The Australian federal budget for 2026 has introduced sweeping tax reforms targeting property investors, with significant changes to negative gearing and the capital gains tax (CGT) discount. Treasurer Jim Chalmers described the package as "the most significant tax reform in more than a quarter of a century," aiming to rebalance the system away from taxing incomes and toward taxing assets. These measures are designed to help first-home buyers and improve housing affordability, though they have sparked debate among investors and the property lobby.
What Is Changing With Negative Gearing?
Negative gearing is a strategy that allows property investors to deduct losses when rental income falls short of expenses, reducing their taxable income. This has long been criticized for pitting investors against owner-occupiers, especially as house prices have surged. Under the new rules, investment properties purchased after 7:30 PM on budget night (May 12, 2026) will no longer be eligible for negative gearing from July 1, 2027. Key exceptions include new builds and certain government housing programs.
Existing investors are unaffected, and their negatively geared properties can continue under current rules. Treasury estimates that the benefits of negative gearing for current investors will phase out over about a decade, as most properties are sold or generate income within four to five years. The changes are expected to help an additional 75,000 Australians achieve home ownership over the next ten years.
Capital Gains Tax Discount Overhaul
The 50% CGT discount, introduced by the Howard government in 1999, has been a major incentive for property and share investors. Starting July 1, 2027, this discount will be replaced by cost-base indexation for assets held longer than 12 months. Under indexation, only the profit above the inflation rate since purchase is taxed, meaning investors pay tax on real gains rather than inflated nominal profits.

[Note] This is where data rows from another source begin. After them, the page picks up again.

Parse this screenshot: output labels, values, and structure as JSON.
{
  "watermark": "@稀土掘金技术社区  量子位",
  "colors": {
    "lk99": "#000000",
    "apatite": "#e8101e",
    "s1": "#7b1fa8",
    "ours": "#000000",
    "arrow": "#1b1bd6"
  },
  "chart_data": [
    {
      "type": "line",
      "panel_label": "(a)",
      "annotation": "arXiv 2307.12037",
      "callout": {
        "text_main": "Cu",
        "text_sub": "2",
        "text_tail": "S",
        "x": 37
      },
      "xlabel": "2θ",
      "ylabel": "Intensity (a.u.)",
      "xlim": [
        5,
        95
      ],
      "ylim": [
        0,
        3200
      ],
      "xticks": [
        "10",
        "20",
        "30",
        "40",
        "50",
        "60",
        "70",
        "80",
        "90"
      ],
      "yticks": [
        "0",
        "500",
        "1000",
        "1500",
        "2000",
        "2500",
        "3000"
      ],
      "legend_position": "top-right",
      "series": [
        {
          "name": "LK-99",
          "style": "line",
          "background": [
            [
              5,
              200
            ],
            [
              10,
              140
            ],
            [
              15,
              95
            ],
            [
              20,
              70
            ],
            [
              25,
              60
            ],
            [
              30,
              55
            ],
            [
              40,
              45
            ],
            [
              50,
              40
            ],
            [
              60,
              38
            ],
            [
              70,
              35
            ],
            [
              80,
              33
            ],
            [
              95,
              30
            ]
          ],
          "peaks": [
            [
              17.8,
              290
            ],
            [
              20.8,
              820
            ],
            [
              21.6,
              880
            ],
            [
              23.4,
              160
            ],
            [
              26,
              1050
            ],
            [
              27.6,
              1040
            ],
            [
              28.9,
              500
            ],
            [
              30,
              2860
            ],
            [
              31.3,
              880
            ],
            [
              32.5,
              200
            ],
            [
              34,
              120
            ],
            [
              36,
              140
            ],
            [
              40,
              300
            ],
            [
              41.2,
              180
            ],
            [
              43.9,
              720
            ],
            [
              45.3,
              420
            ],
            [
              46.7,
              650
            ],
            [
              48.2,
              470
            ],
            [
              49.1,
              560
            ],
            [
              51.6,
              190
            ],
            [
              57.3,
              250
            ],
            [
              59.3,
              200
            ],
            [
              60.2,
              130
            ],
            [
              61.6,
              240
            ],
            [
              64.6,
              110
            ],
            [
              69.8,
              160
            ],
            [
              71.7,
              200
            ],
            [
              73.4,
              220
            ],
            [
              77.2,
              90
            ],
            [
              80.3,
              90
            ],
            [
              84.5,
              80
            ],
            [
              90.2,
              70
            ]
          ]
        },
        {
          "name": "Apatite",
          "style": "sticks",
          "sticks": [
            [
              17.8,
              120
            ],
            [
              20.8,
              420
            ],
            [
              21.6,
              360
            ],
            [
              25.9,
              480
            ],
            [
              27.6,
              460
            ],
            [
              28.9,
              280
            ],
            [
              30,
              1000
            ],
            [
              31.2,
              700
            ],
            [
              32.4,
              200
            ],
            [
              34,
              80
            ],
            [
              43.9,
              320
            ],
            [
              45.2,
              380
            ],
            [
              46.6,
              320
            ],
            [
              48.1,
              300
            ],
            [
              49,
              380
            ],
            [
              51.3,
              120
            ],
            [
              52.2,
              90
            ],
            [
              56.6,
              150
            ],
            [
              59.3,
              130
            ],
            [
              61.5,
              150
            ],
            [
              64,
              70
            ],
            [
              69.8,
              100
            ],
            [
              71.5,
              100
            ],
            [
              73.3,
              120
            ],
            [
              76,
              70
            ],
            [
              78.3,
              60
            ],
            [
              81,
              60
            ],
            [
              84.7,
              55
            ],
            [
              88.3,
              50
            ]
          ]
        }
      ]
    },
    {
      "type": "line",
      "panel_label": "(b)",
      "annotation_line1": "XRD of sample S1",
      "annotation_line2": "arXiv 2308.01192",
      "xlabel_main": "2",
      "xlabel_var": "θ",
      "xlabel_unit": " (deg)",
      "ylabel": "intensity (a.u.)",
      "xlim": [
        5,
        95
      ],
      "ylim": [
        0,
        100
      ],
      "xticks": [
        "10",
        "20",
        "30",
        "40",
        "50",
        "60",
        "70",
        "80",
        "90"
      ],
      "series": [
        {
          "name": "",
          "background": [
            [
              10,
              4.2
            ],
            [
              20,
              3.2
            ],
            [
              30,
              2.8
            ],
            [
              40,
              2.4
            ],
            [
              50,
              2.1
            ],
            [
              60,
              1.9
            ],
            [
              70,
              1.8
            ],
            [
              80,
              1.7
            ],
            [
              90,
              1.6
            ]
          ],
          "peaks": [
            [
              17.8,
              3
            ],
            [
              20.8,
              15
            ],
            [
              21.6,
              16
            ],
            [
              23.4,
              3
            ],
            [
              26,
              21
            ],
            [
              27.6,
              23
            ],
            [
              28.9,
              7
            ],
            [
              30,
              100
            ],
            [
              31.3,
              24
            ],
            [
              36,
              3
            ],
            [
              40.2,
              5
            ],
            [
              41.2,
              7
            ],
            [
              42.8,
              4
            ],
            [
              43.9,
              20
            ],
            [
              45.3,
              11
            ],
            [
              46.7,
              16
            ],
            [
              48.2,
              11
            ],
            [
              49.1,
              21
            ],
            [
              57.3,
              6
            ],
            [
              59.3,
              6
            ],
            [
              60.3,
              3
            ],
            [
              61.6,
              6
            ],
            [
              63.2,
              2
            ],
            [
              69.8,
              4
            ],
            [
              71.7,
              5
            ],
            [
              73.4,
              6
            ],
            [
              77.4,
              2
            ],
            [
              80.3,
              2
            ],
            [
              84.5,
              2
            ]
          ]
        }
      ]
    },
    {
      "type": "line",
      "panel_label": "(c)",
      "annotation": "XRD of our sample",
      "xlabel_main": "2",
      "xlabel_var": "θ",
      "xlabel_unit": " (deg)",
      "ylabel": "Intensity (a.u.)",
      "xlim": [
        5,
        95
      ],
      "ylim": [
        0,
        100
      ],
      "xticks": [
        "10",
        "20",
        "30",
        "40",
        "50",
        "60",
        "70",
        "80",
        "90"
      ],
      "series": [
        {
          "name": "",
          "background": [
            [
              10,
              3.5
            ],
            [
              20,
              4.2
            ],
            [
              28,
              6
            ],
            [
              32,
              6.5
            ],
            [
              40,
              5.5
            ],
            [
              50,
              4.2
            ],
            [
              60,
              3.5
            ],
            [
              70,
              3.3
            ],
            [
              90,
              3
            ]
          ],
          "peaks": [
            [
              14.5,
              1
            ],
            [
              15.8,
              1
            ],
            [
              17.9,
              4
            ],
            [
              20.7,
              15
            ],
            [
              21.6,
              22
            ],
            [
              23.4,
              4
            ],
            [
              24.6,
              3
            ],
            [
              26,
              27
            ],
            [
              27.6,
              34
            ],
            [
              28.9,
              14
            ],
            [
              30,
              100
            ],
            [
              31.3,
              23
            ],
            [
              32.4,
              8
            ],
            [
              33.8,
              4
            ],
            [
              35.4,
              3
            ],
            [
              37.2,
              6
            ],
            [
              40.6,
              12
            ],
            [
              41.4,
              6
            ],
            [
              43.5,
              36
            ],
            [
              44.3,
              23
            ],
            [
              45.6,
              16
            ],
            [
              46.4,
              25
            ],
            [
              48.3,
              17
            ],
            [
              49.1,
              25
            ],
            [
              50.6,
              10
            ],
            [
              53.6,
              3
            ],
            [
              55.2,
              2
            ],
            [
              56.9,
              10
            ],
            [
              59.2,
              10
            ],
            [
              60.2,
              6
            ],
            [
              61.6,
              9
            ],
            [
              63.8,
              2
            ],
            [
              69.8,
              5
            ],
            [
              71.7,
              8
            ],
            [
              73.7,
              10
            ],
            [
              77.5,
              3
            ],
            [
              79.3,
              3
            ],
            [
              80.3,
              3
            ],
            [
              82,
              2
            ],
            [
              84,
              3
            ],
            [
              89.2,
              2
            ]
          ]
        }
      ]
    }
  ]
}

This change aims to reduce the tax advantage for short-to-medium-term investors while still encouraging long-term holding. Treasury modeling suggests the combined reforms will lower property price growth by about $19,000 or 2% for a couple of years, but the impact on rents is minimal—estimated at an extra $2 per week for median renters.
Impact on Housing Supply and Rents
The Coalition and property groups argue that scaling back these tax breaks will reduce housing supply. Treasury data confirms that 35,000 fewer homes will be built over the next decade as investors redirect capital. However, the government contends that the reforms will balance the market, making homes more accessible for first-time buyers. The table below summarizes key projections:
| Metric | Projected Change |
|---|---|
| Property price growth reduction | 2% or ~$19,000 (short-term) |
| Additional home owners (10 years) | 75,000 |
| Fewer homes built (10 years) | 35,000 |
| Rent increase (median household) | $2 per week |
Why These Reforms Matter
The reforms target a system where house prices have decoupled from incomes, making it increasingly difficult for younger Australians to enter the market. By reducing investor tax advantages, the government hopes to level the playing field. According to the Australian Treasury, the changes will improve tax fairness for workers and future generations.
Investors holding assets before the budget night are grandfathered, providing a transition period. The shift from a flat 50% discount to indexation aligns Australia with other OECD countries that tax real capital gains. For more context, the Australian Taxation Office provides resources on how cost-base indexation works for assets held over 12 months.
Frequently Asked Questions
Will existing negatively geared properties be affected?
No. Properties purchased before budget night (May 12, 2026) are not affected and can continue to use negative gearing under current rules. The changes only apply to new investment properties bought after the budget announcement.
How does cost-base indexation work for CGT?
Cost-base indexation adjusts the purchase price of an asset for inflation. When you sell, you only pay tax on the gain above the indexed cost base. For example, if inflation was 10% over your holding period, your tax is calculated on the profit beyond that 10% increase.
What are the exceptions to the negative gearing ban?
Newly built homes and properties under certain government housing programs (e.g., affordable housing initiatives) are exempt from the ban. This is intended to encourage investment in new supply rather than existing housing stock.